= Wang Lingmou =

Wang Lingmou (王令謀) (died October 10, 937) was a close associate of Xu Zhigao (later known as Li Bian), the regent of the Chinese Five Dynasties and Ten Kingdoms Period state Wu. As Xu's close associate, Wang served as a chancellor of Wu late in its history, and urged Xu to take over its throne, but died shortly before Xu actually did (founding Southern Tang).

== As Xu Zhigao's staff member ==
It is not known when Wang Lingmou was born or where he was from.

As of 912, Xu Zhigao's adoptive father Xu Wen was the regent of Wu. As a result, Xu Zhigao became the prefect of Sheng Prefecture (昇州, in modern Nanjing, Jiangsu), and he built a staff of capable people around him. Wang, at some point, became a guest at his household, and eventually became his secretary. Wang became a key strategist for him, along with Song Qiqiu and Wang Hong (王翃).

In 918, by which time Xu Wen was remotely controlling the Wu political scene after stationing himself at Sheng Prefecture, Xu Zhigao was serving as the military prefect (團練使, Tuanlianshi) of Run Prefecture (潤州, in modern Zhenjiang, Jiangsu), while Xu Wen's oldest biological son Xu Zhixun was serving as junior regent at Wu's capital Guangling. That year, Xu Zhixun was assassinated by the general Zhu Jin, and as all of Xu Wen's other biological sons were young, Xu Wen had Xu Zhigao take over as junior regent at Guangling. It was apparently at that time that Wang Lingmou became one of the military commanders at Yang Prefecture (揚州, i.e., Guangling). In 919, when then-reigning Prince of Wu, Yang Longyan, took the greater title of King of Wu at Xu Wen's urging, Wang Lingmou was made the director of palace communications (內樞密使, Nei Shumishi).

In 927, Xu Wen died. Xu Zhigao subsequently engaged in a power struggle with a younger adoptive brother (Xu Wen's biological son), Xu Zhixun (younger), as Xu Zhigao controlled the court scene at Guangling, but the younger Xu Zhixun controlled Wu's largest army, then at Sheng Prefecture. Wang continued to provide strategies for Xu Zhigao, and pointed out to him that he needed not to worry about the younger Xu Zhixun, as the younger Xu Zhixun was young and not capable in managing personal relationships with other officials. Not too long after, Xu Zhigao was able to trick the younger Xu Zhixun into coming to Guangling to defend himself against various accusations. Xu Zhigao detained the younger Xu Zhixun and took over his troops, ending the younger Xu Zhixun's challenge to his status as regent.

== As chancellor ==
Shortly after Xu Zhigao's prevailing over the younger Xu Zhixun, Wang Lingmou was given the designation Tong Zhongshu Menxia Pingzhangshi (同中書門下平章事), making him a chancellor. In 931, when Xu Zhigao, following Xu Wen's example, left Guangling to take up position at Jinling (i.e., Sheng Prefecture), he left his son Xu Jingtong at Guangling to serve as junior regent. At that time, Wang was made You Pushe (右僕射, one of the heads of the executive bureau of government (尚書省, Shangshu Sheng)) and Menxia Shilang (門下侍郎, the deputy head of the examination bureau (門下省, Menxia Sheng)), and continued to serve as chancellor, along with Song Qiqiu.

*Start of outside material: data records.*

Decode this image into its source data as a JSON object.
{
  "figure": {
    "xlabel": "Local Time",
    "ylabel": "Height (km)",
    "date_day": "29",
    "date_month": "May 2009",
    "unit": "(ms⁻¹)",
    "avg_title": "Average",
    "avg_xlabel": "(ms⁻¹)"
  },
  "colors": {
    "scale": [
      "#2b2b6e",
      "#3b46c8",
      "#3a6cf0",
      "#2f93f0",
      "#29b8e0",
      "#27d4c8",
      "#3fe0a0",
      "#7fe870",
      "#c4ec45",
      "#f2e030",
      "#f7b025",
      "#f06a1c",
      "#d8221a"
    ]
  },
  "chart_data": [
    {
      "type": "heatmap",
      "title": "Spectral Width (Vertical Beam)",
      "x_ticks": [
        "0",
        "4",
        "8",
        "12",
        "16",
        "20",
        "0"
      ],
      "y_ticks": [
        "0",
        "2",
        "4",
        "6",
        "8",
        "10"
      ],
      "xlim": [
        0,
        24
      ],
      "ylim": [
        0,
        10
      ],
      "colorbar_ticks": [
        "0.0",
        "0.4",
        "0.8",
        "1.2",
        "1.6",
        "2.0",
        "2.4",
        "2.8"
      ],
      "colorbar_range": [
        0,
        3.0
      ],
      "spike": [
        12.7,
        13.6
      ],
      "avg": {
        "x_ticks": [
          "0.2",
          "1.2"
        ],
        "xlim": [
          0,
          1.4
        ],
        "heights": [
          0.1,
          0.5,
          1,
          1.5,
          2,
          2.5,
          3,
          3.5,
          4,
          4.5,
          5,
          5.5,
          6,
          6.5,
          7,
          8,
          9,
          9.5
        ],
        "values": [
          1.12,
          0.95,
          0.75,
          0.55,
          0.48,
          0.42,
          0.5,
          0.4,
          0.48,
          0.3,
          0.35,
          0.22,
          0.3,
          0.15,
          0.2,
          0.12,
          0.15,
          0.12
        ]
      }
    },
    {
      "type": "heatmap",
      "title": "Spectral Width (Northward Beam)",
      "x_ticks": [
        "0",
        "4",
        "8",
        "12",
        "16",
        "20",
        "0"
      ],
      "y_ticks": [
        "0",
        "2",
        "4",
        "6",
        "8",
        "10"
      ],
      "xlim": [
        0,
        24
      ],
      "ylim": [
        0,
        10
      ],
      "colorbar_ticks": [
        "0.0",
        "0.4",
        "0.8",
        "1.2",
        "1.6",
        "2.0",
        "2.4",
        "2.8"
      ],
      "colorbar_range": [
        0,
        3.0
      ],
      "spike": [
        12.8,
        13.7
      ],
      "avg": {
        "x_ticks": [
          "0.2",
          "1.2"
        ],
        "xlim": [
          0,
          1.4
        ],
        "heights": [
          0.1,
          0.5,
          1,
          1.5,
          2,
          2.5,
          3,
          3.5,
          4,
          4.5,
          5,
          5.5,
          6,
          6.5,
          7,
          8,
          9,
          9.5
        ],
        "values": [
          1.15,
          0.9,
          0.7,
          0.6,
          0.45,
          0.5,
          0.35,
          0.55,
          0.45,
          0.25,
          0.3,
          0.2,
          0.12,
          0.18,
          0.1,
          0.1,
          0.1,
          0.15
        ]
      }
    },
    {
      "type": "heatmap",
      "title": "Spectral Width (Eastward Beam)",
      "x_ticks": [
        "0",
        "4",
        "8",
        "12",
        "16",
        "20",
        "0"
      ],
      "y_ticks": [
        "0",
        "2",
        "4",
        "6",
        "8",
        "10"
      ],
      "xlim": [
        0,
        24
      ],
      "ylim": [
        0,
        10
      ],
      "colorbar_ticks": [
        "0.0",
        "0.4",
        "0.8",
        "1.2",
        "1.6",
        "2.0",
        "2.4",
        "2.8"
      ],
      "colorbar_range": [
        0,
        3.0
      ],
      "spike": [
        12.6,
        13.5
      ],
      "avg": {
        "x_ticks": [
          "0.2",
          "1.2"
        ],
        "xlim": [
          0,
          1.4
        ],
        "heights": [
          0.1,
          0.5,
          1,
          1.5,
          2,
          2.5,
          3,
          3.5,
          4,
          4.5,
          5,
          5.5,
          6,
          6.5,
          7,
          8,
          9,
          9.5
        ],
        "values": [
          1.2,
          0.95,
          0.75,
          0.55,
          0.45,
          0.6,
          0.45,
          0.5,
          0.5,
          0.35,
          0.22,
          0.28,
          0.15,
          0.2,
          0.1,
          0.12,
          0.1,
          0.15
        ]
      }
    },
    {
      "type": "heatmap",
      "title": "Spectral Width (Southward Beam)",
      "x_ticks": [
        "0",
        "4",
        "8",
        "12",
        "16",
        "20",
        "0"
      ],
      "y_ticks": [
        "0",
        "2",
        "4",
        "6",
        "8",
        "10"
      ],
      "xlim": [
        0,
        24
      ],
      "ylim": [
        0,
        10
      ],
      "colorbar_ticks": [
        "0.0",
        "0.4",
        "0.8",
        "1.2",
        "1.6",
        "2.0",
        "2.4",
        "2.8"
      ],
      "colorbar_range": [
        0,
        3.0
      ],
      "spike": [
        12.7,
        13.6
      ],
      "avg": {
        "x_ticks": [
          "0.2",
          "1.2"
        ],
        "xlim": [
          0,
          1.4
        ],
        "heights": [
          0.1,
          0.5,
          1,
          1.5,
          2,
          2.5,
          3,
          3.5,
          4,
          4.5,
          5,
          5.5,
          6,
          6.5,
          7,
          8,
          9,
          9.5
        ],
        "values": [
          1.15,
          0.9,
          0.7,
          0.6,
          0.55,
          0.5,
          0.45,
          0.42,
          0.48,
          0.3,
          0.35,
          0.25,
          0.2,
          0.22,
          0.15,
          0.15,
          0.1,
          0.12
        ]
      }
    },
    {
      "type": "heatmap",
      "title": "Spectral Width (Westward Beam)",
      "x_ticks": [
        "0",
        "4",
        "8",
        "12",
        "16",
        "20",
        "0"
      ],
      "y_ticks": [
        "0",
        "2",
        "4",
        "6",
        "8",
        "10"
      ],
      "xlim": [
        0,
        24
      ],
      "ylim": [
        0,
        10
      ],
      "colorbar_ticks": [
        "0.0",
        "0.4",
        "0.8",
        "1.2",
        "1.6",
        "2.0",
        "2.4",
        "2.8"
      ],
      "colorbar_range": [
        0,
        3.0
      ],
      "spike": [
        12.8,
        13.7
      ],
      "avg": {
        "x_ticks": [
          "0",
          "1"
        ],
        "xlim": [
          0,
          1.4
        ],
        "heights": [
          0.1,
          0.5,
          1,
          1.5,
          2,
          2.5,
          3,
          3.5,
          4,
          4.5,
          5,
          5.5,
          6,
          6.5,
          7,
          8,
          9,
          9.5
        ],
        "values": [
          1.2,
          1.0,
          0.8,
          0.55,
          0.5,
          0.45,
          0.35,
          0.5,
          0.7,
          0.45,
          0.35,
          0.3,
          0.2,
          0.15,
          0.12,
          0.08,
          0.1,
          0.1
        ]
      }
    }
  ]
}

In 934, Wang was given the additional titles of Situ (司徒, one of the Three Excellencies) and military governor (Jiedushi) of Zhongwu Circuit (忠武, headquartered in modern Xuchang, Henan). (The latter title was completely honorary, as Zhongwu was then the territory of Wu's northwestern neighbor Later Tang.)

In 937, Wang personally went to Jinling to urge Xu Zhigao (who had changed his name to Xu Gao by that point and carried that title of Prince of Qi) to accept the throne from then-Wu emperor Yang Pu. Xu Gao did not do so at that time. At that time, Wang himself was ill, and was described to be in such old age that he was toothless. When people urged him to retire, he stated, "The great works for the Prince of Qi are not done. How can I rest myself?" He again wrote a petition urging Xu to accept the throne. Shortly after, apparently persuaded, Xu had Yang issue an edict passing the throne to him, and a group of high-level Wu officials went from Guangling to Jinling to urge him to take the throne. Before Xu accepted, however, Wang died.

== Notes and references ==

- Spring and Autumn Annals of the Ten Kingdoms, vol. 10.
- Zizhi Tongjian, vols. 268, 270, 276, 277, 281.